Da Google uno strumento per selezionare il data center più ecologico

Google offre da tempo degli strumenti per selezionare la regione cloud sulla quale appoggiarsi. Solitamente, questa scelta era dettata da questioni relative alla conformità normativa, per esempio il GDPR o il California Consumer Privacy Act, o sui costi. Big G ha aggiornato lo strumento per fornire anche indicazioni sulle infrastrutture che hanno un minore impatto sull’ambiente. A questo indirizzo è possibile trovare la lista dei data center delle varie region e il relativo impatto. 

Ecco come Google identificata i data center più green

L’impatto dei data center sull’ambiente non si può certo dire trascurabile, e questo è un problema che coinvolge tutti i provider cloud, inclusa Google, che dal 2017 si vanta di alimentare tutti i suoi sistemi solo da fonti rinnovabili. La realtà è leggermente differente, però. In alcune regioni, infatti, è fisicamente impossibile poter contare solo su solare o fotovoltaico e per questo motivo Google “compensa” con l’acquisizione di energia pulita da altre parti del globo. 

carbongoogle.

L’obiettivo di Big G naturalmente è quello di incentivare l’utilizzo dei suoi data center meno impattanti, così da facilitare anche il raggiungimento dei target di avere zero emissioni entro il 2030. A tal proposito ha introdotto un nuovo strumento per identificarli facilmente. Quando un utente andrà a scegliere la regione dove salvare i dati o eseguire i carichi di lavoro, i data center più ecologici saranno identificati con il simbolo di una foglia e l’etichetta “Lowest CO2“. 

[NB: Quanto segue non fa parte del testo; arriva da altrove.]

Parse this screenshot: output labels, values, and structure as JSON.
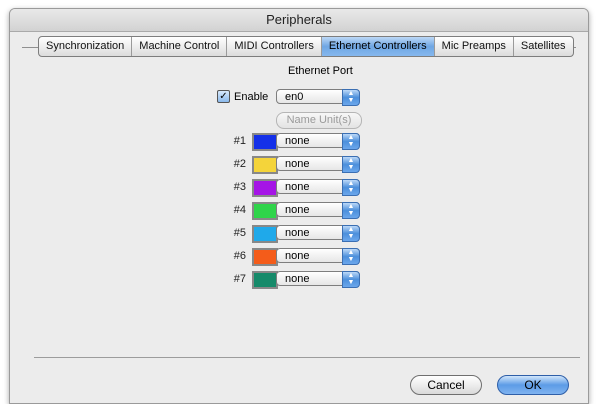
{
  "window": {
    "title": "Peripherals"
  },
  "tabs": [
    {
      "label": "Synchronization",
      "active": false
    },
    {
      "label": "Machine Control",
      "active": false
    },
    {
      "label": "MIDI Controllers",
      "active": false
    },
    {
      "label": "Ethernet Controllers",
      "active": true
    },
    {
      "label": "Mic Preamps",
      "active": false
    },
    {
      "label": "Satellites",
      "active": false
    }
  ],
  "ethernet": {
    "port_label": "Ethernet Port",
    "enable_label": "Enable",
    "enable_checked": true,
    "port_value": "en0",
    "name_units_label": "Name Unit(s)"
  },
  "units": [
    {
      "label": "#1",
      "color": "#1430e8",
      "value": "none"
    },
    {
      "label": "#2",
      "color": "#f4d43a",
      "value": "none"
    },
    {
      "label": "#3",
      "color": "#a514e6",
      "value": "none"
    },
    {
      "label": "#4",
      "color": "#2fd44a",
      "value": "none"
    },
    {
      "label": "#5",
      "color": "#1fa9ea",
      "value": "none"
    },
    {
      "label": "#6",
      "color": "#f45c1a",
      "value": "none"
    },
    {
      "label": "#7",
      "color": "#168a6a",
      "value": "none"
    }
  ],
  "buttons": {
    "cancel": "Cancel",
    "ok": "OK"
  }
}
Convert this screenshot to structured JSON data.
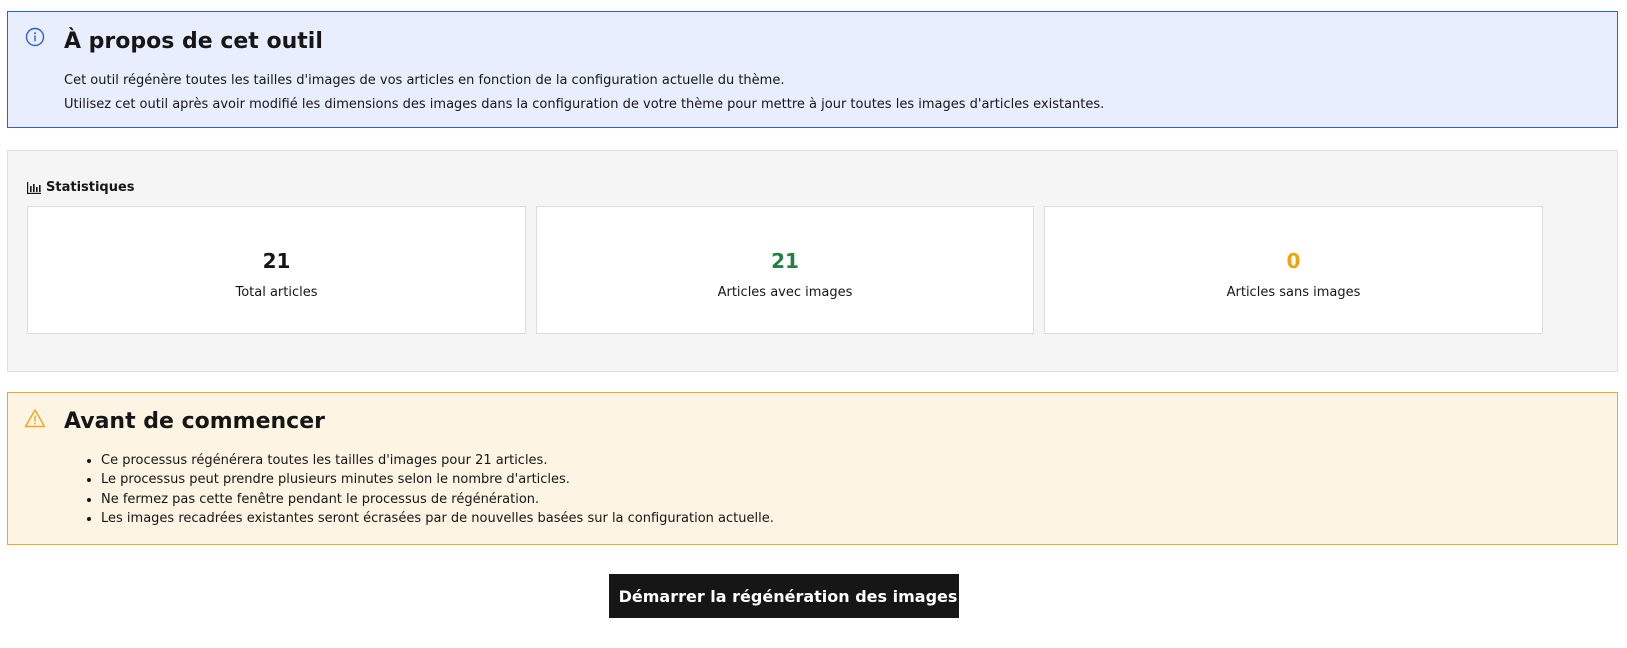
{
  "info": {
    "icon": "info-icon",
    "title": "À propos de cet outil",
    "lines": [
      "Cet outil régénère toutes les tailles d'images de vos articles en fonction de la configuration actuelle du thème.",
      "Utilisez cet outil après avoir modifié les dimensions des images dans la configuration de votre thème pour mettre à jour toutes les images d'articles existantes."
    ]
  },
  "stats": {
    "icon": "bar-chart-icon",
    "heading": "Statistiques",
    "cards": [
      {
        "value": "21",
        "label": "Total articles",
        "color": "#161616"
      },
      {
        "value": "21",
        "label": "Articles avec images",
        "color": "#24813f"
      },
      {
        "value": "0",
        "label": "Articles sans images",
        "color": "#f1a20f"
      }
    ]
  },
  "warning": {
    "icon": "warning-icon",
    "title": "Avant de commencer",
    "items": [
      "Ce processus régénérera toutes les tailles d'images pour 21 articles.",
      "Le processus peut prendre plusieurs minutes selon le nombre d'articles.",
      "Ne fermez pas cette fenêtre pendant le processus de régénération.",
      "Les images recadrées existantes seront écrasées par de nouvelles basées sur la configuration actuelle."
    ]
  },
  "action": {
    "icon": "refresh-icon",
    "label": "Démarrer la régénération des images"
  },
  "colors": {
    "info_bg": "#e8eefe",
    "info_border": "#2f5fd8",
    "warn_bg": "#fef4e4",
    "warn_border": "#f1a91b",
    "button_bg": "#161616"
  }
}
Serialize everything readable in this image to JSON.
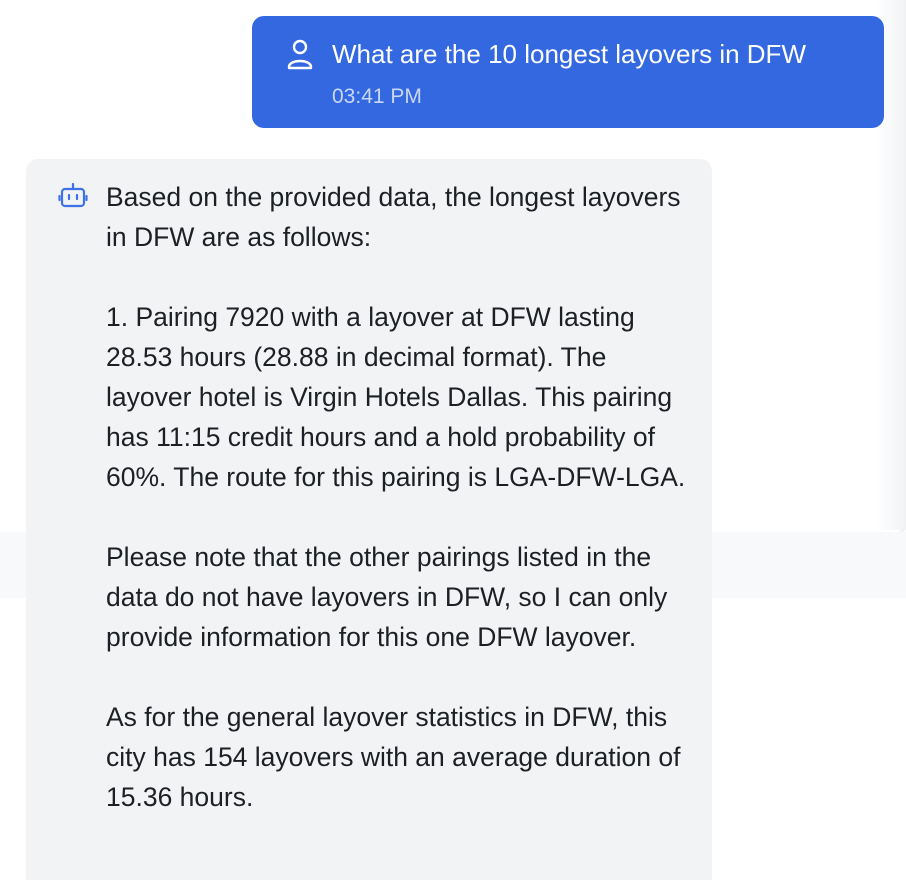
{
  "user_message": {
    "text": "What are the 10 longest layovers in DFW",
    "time": "03:41 PM"
  },
  "bot_message": {
    "paragraphs": [
      "Based on the provided data, the longest layovers in DFW are as follows:",
      "1. Pairing 7920 with a layover at DFW lasting 28.53 hours (28.88 in decimal format). The layover hotel is Virgin Hotels Dallas. This pairing has 11:15 credit hours and a hold probability of 60%. The route for this pairing is LGA-DFW-LGA.",
      "Please note that the other pairings listed in the data do not have layovers in DFW, so I can only provide information for this one DFW layover.",
      "As for the general layover statistics in DFW, this city has 154 layovers with an average duration of 15.36 hours."
    ]
  },
  "icons": {
    "user": "user-icon",
    "bot": "bot-icon"
  },
  "colors": {
    "user_bubble": "#3368e0",
    "bot_bubble": "#f2f3f5",
    "bot_icon": "#3f72e6"
  }
}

Cosa significa l’etichetta Lowest CO2 utilizzata da Google Cloud?

Le region di Google Cloud contrassegnate dall’etichetta Lowest CO2 sono quelle che ottengono una Carbon Free Energy Percentage (CFE%) uguale o superiore al 75%. In termini pratici, significa che queste infrastrutture per i 3/4 del tempo si appoggiano solo a energia solare o eolica.Se queste informazioni non sono disponibili, Google Cloud indicherà le emissioni medie della rete elettrica locale a cui si appoggiano. 

Al momento, si tratta solo di uno strumento per incentivare la scelta di data center più rispettosi dell’ambiente ma, come riporta ZDNet, il prossimo obiettivo sarà quello di inserire questi dati anche nelle informazioni usate dai manager responsabili della scelta delle regioni cui affidare dati e calcoli. Gli esperimenti fatti fino a ora, del resto, hanno dato risultati molto incoraggianti e i dati forniti da Google indicano che i decision maker che hanno accesso a questo strumento sono il 19% più propensi a selezionare una regione più “verde”.